How Cloud Computing & Big Data Could Help Cure Cancer
Tuesday September 3, 2013
Computer clouds have been credited with making the workplace more efficient and giving consumers anytime-anywhere access to emails, photos, documents, and music as well as helping companies crunch through masses of data to gain business intelligence.
Now it looks like the cloud might help cure cancer too.
The National Cancer Institute plans to sponsor three pilot computer clouds filled with genomic cancer information that researchers across the country will be able to access remotely and mine for information.
The program is based on a simple revelation, George Komatsoulis, interim director and chief information officer of the National Cancer Institute’s Center for Biomedical Informatics and Information Technology, told Nextgov. It turns out the gross physiological characteristics we typically use to describe cancer — a tumor’s size and its location in the body — often say less about the disease’s true character and the best course of treatment than genomic data buried deep in cancer’s DNA.

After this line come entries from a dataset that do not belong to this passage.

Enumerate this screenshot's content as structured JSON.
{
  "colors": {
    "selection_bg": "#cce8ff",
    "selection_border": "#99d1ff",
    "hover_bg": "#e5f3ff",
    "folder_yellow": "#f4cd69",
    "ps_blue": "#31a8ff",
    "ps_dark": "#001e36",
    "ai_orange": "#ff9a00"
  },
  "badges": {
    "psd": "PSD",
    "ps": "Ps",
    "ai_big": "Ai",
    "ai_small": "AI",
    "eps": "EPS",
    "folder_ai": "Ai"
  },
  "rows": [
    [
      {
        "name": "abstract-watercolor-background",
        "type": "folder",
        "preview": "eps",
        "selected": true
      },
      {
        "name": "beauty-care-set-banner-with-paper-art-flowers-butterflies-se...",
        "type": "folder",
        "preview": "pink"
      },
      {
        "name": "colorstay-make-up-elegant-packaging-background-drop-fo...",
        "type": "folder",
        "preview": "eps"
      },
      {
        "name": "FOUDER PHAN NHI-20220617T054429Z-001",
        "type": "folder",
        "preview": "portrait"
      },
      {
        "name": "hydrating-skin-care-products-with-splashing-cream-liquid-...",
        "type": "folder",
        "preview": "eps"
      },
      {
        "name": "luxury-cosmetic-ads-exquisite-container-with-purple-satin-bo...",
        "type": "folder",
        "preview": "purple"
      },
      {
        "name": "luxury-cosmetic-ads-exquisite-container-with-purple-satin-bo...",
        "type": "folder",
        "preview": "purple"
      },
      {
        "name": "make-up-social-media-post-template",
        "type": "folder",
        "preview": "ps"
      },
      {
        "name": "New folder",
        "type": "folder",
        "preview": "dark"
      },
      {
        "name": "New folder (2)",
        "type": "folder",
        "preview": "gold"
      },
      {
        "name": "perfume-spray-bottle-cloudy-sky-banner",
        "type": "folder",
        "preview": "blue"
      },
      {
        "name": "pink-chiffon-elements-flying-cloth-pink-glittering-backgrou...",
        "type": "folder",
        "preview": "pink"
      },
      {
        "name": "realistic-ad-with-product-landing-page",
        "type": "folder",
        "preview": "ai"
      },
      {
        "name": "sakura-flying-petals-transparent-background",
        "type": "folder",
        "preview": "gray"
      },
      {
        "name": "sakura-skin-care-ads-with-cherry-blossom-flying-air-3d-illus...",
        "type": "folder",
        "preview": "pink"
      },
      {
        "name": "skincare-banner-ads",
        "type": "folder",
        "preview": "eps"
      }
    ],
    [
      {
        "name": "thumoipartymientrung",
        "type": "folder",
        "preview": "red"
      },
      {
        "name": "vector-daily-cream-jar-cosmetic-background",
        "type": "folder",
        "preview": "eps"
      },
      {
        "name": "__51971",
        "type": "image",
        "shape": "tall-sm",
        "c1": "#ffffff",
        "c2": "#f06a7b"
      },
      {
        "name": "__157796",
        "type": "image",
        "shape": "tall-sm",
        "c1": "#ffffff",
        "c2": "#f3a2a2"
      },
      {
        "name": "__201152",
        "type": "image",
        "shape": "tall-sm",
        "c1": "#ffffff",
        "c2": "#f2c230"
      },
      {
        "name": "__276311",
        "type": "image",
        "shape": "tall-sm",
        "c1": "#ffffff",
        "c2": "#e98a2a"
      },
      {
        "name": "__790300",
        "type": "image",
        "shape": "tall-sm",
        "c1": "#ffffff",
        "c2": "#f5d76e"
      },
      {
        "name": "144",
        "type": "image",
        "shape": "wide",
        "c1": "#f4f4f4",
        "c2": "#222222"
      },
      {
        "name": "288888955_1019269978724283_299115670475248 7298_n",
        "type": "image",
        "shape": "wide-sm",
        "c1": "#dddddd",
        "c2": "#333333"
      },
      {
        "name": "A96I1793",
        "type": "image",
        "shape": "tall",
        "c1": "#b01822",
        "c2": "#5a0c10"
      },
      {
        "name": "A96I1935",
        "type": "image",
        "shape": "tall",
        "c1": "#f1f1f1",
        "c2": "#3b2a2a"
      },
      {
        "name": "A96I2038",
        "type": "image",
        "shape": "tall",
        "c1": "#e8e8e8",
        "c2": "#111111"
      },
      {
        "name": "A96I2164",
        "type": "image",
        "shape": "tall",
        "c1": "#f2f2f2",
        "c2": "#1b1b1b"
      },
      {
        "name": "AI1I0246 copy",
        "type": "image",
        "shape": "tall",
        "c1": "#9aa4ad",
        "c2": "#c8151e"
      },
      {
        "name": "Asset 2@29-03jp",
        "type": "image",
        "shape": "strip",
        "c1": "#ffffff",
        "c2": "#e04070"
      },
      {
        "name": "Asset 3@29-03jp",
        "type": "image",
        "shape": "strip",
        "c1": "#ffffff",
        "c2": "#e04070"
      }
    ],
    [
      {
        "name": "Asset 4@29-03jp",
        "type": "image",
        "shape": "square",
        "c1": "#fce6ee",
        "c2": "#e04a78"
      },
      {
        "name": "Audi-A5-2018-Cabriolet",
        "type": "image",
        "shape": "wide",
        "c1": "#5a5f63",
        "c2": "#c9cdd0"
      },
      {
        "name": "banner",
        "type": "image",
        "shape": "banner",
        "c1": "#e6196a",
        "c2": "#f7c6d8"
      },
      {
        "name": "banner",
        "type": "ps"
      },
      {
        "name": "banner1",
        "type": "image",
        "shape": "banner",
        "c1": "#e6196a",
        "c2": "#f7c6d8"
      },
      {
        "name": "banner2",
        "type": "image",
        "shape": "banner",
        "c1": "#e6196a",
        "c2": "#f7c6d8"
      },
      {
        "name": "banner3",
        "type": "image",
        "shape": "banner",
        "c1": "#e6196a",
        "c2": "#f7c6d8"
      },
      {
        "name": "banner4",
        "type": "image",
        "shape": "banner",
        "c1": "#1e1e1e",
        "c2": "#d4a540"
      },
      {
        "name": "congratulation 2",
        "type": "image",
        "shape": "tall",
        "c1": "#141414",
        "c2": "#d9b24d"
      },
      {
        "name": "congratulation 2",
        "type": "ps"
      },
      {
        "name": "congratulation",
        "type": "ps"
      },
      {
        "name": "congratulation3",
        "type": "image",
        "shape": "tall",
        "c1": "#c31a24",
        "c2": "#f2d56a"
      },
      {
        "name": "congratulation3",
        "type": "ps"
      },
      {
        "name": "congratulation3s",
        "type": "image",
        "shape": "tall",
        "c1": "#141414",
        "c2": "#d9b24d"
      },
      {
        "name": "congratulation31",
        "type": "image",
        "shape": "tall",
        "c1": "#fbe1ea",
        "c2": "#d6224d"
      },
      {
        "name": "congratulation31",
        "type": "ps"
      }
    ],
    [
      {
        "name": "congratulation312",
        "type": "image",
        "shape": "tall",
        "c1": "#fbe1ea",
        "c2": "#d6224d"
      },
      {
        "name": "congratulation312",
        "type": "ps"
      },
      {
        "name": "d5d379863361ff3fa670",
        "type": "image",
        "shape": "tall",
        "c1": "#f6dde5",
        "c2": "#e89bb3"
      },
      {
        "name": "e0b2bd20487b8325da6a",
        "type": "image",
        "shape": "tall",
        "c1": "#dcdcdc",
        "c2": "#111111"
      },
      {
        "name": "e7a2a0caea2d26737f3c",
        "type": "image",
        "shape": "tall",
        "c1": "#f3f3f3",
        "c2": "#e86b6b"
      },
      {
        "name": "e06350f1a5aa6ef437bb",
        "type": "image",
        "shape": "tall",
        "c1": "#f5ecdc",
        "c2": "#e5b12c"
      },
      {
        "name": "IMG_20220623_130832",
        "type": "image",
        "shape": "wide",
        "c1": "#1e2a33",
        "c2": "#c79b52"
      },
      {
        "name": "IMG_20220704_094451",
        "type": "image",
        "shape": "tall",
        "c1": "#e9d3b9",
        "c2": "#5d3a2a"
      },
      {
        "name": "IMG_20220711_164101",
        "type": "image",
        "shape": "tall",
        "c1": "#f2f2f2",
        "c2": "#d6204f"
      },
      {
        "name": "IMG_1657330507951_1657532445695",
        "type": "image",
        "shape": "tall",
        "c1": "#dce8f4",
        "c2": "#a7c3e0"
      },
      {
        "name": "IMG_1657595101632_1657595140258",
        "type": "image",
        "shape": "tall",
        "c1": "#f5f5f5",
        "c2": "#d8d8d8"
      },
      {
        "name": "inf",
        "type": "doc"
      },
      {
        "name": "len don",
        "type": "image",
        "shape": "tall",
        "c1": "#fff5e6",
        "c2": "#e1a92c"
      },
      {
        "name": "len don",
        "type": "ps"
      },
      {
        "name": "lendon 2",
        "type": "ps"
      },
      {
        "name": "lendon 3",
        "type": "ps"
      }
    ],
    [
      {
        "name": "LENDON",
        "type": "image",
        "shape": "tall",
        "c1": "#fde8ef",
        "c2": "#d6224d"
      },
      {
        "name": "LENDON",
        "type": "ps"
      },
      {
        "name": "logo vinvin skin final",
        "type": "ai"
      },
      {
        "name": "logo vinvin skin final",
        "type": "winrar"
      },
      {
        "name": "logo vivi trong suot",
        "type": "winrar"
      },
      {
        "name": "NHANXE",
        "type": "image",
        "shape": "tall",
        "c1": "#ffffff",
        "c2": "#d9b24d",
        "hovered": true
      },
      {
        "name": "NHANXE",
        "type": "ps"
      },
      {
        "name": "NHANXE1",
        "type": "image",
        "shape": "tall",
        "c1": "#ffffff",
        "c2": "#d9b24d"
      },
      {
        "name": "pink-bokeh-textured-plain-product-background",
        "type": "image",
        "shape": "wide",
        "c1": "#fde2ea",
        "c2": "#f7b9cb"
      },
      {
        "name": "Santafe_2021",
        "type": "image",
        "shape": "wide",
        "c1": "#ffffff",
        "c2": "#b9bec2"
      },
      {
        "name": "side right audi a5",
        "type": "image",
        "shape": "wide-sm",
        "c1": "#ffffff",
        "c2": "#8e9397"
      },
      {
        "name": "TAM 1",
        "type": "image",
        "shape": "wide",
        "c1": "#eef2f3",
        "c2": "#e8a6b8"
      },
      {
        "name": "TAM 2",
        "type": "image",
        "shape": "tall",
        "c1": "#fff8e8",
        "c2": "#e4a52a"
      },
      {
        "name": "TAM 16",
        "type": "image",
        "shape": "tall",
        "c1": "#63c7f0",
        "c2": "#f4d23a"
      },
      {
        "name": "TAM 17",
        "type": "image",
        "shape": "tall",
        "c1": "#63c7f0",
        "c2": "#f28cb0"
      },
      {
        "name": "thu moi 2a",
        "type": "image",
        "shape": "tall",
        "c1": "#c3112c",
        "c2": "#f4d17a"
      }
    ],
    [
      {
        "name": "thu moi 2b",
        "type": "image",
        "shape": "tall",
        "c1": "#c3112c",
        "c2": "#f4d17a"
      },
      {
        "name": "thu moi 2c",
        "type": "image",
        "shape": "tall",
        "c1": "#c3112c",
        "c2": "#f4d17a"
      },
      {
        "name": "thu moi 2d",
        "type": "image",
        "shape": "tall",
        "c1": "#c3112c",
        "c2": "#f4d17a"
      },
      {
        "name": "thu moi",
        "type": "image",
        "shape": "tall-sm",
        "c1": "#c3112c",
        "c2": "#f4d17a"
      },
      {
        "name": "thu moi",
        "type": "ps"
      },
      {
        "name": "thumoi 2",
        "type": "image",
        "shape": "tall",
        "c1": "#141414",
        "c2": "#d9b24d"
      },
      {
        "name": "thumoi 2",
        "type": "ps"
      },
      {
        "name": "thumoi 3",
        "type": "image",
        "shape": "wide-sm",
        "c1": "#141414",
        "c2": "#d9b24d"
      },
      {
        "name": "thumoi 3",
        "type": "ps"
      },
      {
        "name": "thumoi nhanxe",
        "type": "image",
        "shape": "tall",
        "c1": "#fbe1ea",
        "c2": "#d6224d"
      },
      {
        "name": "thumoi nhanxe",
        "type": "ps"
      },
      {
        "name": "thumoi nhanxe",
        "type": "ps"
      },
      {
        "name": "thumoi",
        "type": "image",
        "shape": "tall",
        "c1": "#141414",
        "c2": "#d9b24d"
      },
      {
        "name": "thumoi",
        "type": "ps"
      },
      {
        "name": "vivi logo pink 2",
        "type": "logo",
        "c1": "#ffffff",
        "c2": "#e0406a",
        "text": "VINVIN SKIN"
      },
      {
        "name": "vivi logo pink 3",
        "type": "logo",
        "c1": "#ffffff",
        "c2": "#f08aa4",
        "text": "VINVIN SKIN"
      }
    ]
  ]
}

That’s sort of like saying you’re probably more similar to your cousin than to your neighbor, even though you live in New York and your cousin lives in New Delhi. It means treatments designed for one cancer site might be useful for certain tumors at a different site, but, in most cases, we don’t know enough about those tumors’ genetic similarities yet to make that call.
The largest barrier to gaining that information isn’t medical but technical, said Komatsoulis who’s leading the cancer institute’s cloud initiative. The National Cancer Institute is part of the National Institutes of Health.
The largest source of data about cancer genetics, the cancer institute’s Cancer Genome Atlas, contains half a petabyte of information now, he said, or the equivalent of about 5 billion pages of text. Only a handful of research institutions can afford to store that amount of information on their servers let alone manipulate and analyze it.
By 2014, officials expect the atlas to contain 2.5 petabytes of genomic data drawn from 11,000 patients. Just storing and securing that information would cost an institution $2 million per year, presuming the researchers already had enough storage space to fit it in, Komatsoulis told a meeting of the institute’s board of advisers in June.
To download all that data at 10 gigabytes per second would take 23 days, he said. If five or 10 institutions wanted to share the data, download speeds would be even slower. It could take longer than six months to share all the information.
That’s where computer clouds — the massive banks of computer servers that can pack information more tightly than most conventional data centers and make it available remotely over the Internet — come in. If the genomic information contained inside the atlas could be stored inside a cloud, he said, researchers across the world would be able to access and study it from the comfort of their offices. That would provide significant cost savings for researchers. More importantly, he said, it would democratize cancer genomics.
“As one reviewer from our board of scientific advisers put it, this means a smart graduate student someplace will be able to develop some new, interesting analytic software to mine this information and they’ll be able to do it in a reasonable timeframe,” Komatsoulis said, “and without requiring millions of dollars of investment in commodity information technology.”
It’s not clear where all this genomic information will ultimately end up. If one or more of the pilots prove successful, a private sector cloud vendor may be interested in storing the information and making it available to researchers on a fee-for-service basis, Komatsoulis said. This is essentially what Amazon has done for basic genetic information captured by the international Thousand Genomes Project.
A private sector cloud provider will have to be convinced that there’s a substantial enough market for genomic cancer information to make storing the data worth its while, Komatsoulis said. The vendor will also have to adhere to rigorous privacy standards, he said, because all the genomic data was donated by patients who were promised confidentiality.
One or more genomic cancer clouds may also be managed by university consortiums, he said, and it’s possible the government may have an ongoing role.
The cancer institute is seeking public input on the cloud through the crowdsourcing website Ideascale. The University of Chicago has already launched a cancer cloud to store some of that information. It’s not clear yet whether the university will apply to be one of the institute’s pilot clouds.
Because the types of data and the tools used to mine it differ so greatly, it’s likely there will have to be at least two cancer clouds after the pilot phase is complete, Komatsoulis said. As genomic research into other diseases progresses, it’s possible that information could be integrated into the cancer clouds as well, he said.
“Cancer research is on the bleeding edge of really large-scale data generation, he said. “So, as a practical matter, cancer researchers happen to be the first group to hit the point where we need to change the paradigm by which we do computational analysis on this data . . . But much of the data that I think we’re going to incorporate will be the same or similar as in other diseases.”
As scientists’ ability to sequence and understand genes improves, genome sequencing may one day become part of standard care for patients diagnosed with cancer, heart problems and other diseases with a genetic component, Komatsoulis said.
“As we learn more about the molecular basis of diseases, there’s every reason to believe that in the future if you present with cancer, the tumor will be sequenced and compared against known mutations and that will drive your physician’s treatment decisions,” he explained. “This is a very forward-looking model but, at some level, the purpose of things like The Cancer Genome Atlas is to develop a knowledge base so that kind of a future is possible.”